To cultivate. This includes awareness and engagement. Their job is to soften the market and educate their audience. There’s a nurturing element, too. Marketing done right defines the battlefield, defines the market, defines the product, defines the offering, and defines the proposition. Their second job is to influence and to see the world from the viewpoint of the customer. They are the primary means to a customer centric viewpoint. If it isn’t that way, it’s highly unlikely that the rest of your company will be customer centric.
That being said, if sales is being customer centric without marketing, then sales is picking up the functionality that marketing is supposed to be doing. When you have insufficient marketing, sales will pick up the slack.
As we’ve reviewed all these surveys it’s becoming clear that we’re trying to reverse engineer a success formula by trying to look at all these findings under a microscope. And as we do that and get better, we become more misaligned with the customer.
There was a great thread for markers on Twitter by @matthlerner on “Why your startup can’t ‘Just Do It’ or ‘Think Different.’” The thread discussed how you can’t compare start ups to established brands. More and more social media is becoming the new hot commodity alongside of community. Why?
It’s insanely measurable. You can measure all kinds of things, though whether they mean anything is a different question. It’s gone beyond the pursuit of followers; you can break down audiences. People on Twitter pay attention to politics at a multiple of the general world. You fall into this place that you starting thinking people see the world the same way you do, and that’s a very disproportionate view to have.
If you go back to the podcast that we did with Dave Gerhardt on conversational marketing, don’t do the things that scale all the time. If we were moving in the right direction, wouldn’t we be happier with our vendors? Wouldn’t trust be increasing?
QUESTION:
What are the things you think companies should be focusing on during the last half of the year? Are there any trends you are starting to see that could affect business?
For Mike, he’s personally working on ecosystems and partnerships with HubSpot. They’re continuing to develop themselves by getting to know more people in the ecosystem through the app marketplace and community. They’re looking at new ways for distribution, too.
What do you look for in the app marketplace for distribution?

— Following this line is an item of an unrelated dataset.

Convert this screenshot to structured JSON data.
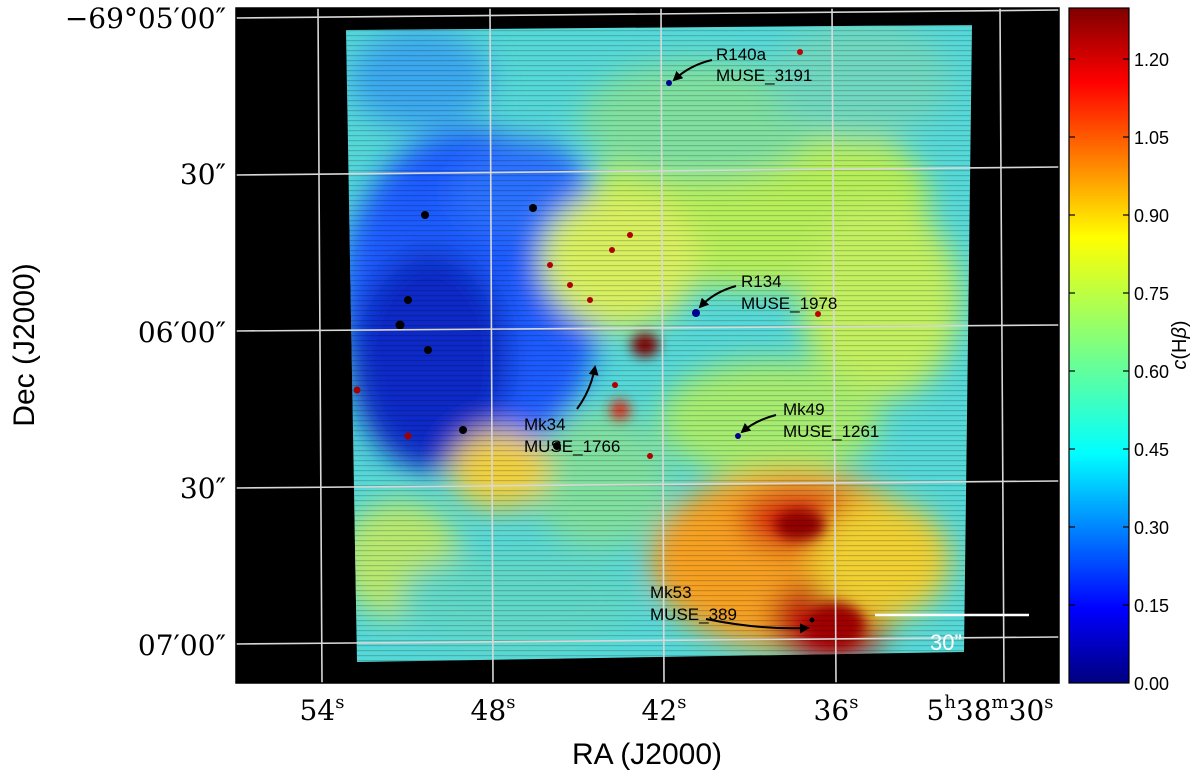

For Mike it’s lead generation. With the marketplace adding reviews and a search mechanism it’s easier for people to find the product and ask for a demo. Because HubSpot certifies them to be on the marketplace, it gives the company more credibility, so they’ve been getting more installs. It also gives them a place to regularly update their listing with new language, features, etc. Anytime they get an opportunity to change something up they do.
If we’re being honest the timing doesn’t have anything to do with it. Unless you’re in funding or financial services, the time of the year doesn’t mean anything. The biggest thing you can do is realize that we don’t play a finite game that has a beginning and an end.
There are two things though that you should focus on:
1. Focus on how you’re going to make things easier
2. Focus on messaging around “don’t miss out”
The economy is on fire right now, and you are at risk of falling behind. If you focus on how you enable people and you’re messaging, you’re in a good place because people’s resources are bare right now, and change is scary. What you need to do is for all the optimism happening there’s also a lot of fear of the unknown. You have to demonstrate the path and show how you’re going to enable the change without being a major resource pull.
TAKEAWAYS:
Mike - I’m going to be happy to not read these state of reports. People should stay away from them.
Doug - Play your game. Now is the time. There’s so much stimulus out there. Be focused and know what you’re trying to do. Oh and be consistent.